Assignment 9: Clustering
Contents
9. Assignment 9: Clustering#
9.1. Quick Facts#
Due: 2020-11-10 11:59pm
9.3. Assessment#
task |
skill |
---|---|
apply and interpret kmeans clustering |
clustering (2) |
use multiple metrics evaluate performance |
evaluate (2) |
interpret how decisions impact model performance |
evaluate (2) |
interpret the classifier performance in the context of the dataset |
process (2) |
analyze the impact of model parameters on model performance |
process (2) |
usse EDA techniques to interpret the experimental results |
summarize (2), visualize (2) |
9.4. Instructions#
Use the same dataset you used for assignment 7, unless there was a problem, or pick one of the recommended ones for that assignment if you did not complete assignment 7.
Describe what question you’d be asking in applying clustering to this dataset.

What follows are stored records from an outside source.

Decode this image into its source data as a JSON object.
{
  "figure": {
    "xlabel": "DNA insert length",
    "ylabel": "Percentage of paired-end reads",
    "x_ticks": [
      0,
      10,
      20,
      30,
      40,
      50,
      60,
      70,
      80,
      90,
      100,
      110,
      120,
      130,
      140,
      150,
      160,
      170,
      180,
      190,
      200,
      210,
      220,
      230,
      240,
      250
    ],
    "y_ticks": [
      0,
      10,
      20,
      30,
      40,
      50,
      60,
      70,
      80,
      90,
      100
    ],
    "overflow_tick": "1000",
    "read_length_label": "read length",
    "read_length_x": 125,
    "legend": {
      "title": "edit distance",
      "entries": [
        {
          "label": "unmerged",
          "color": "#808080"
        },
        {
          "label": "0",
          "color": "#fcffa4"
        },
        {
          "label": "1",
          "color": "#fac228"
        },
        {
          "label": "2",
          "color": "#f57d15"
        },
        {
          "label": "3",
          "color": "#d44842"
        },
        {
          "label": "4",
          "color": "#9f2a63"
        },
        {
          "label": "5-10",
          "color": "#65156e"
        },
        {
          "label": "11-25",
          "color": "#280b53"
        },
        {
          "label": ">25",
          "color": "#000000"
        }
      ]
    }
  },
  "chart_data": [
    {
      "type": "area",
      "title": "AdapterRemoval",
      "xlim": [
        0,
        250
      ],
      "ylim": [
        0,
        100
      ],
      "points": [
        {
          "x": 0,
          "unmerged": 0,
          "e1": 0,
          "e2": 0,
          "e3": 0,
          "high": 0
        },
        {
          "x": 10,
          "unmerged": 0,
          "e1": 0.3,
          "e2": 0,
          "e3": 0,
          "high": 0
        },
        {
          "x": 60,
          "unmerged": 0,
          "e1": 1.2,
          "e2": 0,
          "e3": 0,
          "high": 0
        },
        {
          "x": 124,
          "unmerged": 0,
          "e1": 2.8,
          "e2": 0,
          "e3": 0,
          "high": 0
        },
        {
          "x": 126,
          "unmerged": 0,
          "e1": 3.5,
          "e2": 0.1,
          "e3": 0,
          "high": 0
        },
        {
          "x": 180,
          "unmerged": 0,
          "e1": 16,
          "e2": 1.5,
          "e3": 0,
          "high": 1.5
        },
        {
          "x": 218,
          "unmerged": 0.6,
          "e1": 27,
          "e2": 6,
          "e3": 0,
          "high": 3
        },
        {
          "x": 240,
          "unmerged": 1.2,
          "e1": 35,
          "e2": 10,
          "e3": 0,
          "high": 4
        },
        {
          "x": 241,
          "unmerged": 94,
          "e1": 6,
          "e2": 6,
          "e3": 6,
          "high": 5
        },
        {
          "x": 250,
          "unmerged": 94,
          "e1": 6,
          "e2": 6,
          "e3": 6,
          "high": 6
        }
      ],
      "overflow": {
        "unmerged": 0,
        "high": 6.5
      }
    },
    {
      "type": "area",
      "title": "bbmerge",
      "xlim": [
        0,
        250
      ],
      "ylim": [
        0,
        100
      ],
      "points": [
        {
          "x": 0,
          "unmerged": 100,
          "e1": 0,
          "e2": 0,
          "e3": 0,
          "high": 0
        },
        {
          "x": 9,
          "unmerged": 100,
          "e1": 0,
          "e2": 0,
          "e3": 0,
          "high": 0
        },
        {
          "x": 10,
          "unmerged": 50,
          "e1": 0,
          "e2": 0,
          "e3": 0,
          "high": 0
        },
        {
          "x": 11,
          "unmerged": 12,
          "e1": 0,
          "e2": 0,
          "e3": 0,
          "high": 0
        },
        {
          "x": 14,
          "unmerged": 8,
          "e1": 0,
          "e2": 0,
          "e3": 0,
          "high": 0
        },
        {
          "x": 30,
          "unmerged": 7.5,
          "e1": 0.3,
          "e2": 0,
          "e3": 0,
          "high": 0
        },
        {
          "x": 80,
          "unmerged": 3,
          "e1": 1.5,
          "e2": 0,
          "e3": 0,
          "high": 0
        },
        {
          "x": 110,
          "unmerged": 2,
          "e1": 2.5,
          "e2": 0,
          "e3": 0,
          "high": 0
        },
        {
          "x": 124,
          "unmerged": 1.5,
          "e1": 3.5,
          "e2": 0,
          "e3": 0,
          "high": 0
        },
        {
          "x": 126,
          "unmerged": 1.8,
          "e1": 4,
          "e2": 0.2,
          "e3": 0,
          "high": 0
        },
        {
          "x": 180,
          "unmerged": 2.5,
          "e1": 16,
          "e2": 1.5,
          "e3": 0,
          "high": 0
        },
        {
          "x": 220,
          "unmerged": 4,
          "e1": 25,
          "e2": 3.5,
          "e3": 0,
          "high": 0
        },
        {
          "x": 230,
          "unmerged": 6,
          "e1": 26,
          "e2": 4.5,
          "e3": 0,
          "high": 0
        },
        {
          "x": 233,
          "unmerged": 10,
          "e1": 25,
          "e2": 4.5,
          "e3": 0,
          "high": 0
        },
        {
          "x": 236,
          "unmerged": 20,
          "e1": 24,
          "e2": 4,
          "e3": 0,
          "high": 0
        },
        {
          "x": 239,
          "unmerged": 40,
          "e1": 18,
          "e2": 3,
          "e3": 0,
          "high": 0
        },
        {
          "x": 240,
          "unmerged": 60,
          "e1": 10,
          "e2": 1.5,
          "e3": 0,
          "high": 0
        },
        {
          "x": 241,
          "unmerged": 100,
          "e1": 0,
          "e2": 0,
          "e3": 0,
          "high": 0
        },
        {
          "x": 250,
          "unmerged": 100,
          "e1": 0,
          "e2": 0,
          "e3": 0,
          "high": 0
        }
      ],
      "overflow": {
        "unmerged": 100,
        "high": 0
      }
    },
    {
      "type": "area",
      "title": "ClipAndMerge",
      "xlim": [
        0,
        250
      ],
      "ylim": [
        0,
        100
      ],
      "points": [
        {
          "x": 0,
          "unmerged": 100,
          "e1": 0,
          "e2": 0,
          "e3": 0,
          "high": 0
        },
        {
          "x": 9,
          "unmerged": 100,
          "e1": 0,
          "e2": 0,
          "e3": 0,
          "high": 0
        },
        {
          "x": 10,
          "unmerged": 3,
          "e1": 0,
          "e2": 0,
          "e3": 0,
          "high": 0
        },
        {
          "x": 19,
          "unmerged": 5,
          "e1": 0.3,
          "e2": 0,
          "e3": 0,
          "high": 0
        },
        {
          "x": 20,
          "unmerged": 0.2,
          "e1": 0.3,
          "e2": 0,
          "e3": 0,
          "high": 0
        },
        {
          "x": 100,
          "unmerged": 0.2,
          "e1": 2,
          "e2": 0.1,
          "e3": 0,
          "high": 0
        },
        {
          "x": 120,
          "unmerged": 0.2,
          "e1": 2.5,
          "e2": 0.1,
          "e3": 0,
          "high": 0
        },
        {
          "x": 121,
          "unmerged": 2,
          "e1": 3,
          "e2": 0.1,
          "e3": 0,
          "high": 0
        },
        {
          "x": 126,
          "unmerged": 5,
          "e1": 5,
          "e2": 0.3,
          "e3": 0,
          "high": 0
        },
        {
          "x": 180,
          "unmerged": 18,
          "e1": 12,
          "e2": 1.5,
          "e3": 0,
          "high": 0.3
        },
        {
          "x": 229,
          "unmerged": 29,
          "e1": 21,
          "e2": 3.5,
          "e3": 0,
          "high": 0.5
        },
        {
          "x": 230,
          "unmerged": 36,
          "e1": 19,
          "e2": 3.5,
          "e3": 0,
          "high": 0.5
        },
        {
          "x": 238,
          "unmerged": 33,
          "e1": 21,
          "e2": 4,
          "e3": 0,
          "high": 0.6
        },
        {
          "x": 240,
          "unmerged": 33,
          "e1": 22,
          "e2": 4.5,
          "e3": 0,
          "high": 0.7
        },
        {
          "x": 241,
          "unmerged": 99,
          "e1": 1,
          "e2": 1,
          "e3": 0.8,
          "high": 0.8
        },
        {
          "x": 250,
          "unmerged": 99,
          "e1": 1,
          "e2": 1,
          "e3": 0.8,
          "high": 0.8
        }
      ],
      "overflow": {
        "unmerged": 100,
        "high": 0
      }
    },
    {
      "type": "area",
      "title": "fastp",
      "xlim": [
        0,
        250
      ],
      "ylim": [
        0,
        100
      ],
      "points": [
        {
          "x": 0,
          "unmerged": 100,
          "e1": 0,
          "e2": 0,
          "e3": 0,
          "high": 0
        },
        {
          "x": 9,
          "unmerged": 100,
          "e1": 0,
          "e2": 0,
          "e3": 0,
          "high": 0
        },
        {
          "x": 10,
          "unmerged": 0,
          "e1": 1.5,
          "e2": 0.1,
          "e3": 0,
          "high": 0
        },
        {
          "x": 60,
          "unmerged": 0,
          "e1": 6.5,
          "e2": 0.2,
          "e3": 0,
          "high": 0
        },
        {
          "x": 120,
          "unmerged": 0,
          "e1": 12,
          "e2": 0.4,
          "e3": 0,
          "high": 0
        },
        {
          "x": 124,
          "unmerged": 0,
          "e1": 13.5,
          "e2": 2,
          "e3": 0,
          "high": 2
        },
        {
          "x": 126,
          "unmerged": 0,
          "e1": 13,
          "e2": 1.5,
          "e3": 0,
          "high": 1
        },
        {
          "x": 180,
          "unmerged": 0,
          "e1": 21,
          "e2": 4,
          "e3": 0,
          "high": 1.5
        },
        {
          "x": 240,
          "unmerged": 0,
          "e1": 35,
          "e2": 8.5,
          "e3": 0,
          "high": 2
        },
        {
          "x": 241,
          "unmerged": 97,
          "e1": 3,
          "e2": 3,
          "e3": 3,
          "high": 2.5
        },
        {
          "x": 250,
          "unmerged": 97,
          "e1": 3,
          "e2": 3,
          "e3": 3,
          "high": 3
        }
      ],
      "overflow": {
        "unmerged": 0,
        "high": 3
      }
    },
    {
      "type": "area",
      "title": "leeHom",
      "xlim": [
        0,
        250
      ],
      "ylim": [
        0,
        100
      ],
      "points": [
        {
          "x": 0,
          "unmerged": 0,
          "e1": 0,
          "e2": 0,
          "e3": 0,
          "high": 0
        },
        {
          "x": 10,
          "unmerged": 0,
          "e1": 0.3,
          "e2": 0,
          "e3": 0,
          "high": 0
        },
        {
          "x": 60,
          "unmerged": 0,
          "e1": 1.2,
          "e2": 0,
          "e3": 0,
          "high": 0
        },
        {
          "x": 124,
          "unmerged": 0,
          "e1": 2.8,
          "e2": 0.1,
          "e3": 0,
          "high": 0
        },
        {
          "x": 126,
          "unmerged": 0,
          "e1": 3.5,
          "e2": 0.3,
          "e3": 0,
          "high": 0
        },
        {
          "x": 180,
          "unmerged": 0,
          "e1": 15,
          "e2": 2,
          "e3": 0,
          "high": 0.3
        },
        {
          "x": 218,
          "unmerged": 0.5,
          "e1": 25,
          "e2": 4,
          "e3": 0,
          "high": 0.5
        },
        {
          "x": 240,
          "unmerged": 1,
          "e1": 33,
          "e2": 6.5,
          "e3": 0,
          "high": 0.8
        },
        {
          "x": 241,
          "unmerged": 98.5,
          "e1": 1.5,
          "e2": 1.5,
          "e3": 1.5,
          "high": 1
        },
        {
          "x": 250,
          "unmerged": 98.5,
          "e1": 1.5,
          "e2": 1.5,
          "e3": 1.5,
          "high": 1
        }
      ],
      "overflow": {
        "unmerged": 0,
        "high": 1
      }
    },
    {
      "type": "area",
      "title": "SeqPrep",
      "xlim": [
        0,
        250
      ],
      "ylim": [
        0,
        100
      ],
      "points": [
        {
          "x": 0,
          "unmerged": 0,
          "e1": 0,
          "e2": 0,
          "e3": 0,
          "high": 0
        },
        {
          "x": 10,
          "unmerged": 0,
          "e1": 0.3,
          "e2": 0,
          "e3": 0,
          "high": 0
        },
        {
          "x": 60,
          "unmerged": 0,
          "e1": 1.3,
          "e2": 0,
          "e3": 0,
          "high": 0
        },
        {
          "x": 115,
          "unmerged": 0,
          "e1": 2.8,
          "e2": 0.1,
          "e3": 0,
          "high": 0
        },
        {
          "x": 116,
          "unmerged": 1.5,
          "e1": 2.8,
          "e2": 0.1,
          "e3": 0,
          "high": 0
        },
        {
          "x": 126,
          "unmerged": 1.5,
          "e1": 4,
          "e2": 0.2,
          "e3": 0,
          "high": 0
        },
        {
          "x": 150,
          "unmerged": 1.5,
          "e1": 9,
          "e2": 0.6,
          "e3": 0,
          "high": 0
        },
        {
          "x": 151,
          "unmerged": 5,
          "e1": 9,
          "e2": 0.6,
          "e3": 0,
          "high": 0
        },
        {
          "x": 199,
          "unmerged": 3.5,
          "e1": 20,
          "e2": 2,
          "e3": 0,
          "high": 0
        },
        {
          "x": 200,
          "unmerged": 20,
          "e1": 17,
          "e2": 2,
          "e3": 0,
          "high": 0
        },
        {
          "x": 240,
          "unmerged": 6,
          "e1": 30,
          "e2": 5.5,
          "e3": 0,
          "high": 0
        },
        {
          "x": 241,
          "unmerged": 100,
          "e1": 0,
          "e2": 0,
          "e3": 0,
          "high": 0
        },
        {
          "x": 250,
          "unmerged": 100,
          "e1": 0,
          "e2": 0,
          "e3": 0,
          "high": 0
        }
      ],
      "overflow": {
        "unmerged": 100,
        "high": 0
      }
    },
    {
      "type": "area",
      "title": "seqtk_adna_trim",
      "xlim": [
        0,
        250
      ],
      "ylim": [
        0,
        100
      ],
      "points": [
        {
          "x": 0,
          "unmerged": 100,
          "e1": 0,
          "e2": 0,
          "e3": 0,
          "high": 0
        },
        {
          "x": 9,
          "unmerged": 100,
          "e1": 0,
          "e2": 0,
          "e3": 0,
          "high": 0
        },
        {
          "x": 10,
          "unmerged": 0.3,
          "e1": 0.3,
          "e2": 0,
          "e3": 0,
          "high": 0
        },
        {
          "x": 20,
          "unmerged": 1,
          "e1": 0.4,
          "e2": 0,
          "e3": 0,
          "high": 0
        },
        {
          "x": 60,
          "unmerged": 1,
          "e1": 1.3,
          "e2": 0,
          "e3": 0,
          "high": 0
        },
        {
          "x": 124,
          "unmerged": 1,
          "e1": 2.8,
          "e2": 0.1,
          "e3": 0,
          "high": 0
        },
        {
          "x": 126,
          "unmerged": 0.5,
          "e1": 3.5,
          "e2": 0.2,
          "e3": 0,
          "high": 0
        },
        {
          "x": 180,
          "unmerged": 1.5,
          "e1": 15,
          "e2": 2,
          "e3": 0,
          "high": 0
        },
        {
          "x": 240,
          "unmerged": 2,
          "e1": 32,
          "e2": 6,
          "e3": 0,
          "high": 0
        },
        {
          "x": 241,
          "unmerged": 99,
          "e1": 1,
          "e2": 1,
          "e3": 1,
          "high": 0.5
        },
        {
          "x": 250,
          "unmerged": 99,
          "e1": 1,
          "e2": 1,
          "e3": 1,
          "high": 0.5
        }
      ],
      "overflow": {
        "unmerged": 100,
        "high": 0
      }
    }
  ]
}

Apply Kmeans using the known, correct number of clusters, \(K\).
Evaluate how well clustering worked on the data:
using a true clustering metric
using visual inspection
using a clustering metric that uses the ground truth labels
Include a discussion of your results that addresses the following:
describes what the clustering means
what the metrics show
Does this clustering work better or worse than expected based on the classification performance (if you didn’t complete assignment 7, also apply a classifier)
Repeat your analysis using a different number of clusters:
can you interpret the new clusters?
how to they relate to the original clusters? are they completely different, did one split? did some merge?
is there a reasonable explanation for more clusters than there are classes in this dataset?
Think Ahead
How can clustering be used to ask many different questions? What can you do with clustering results?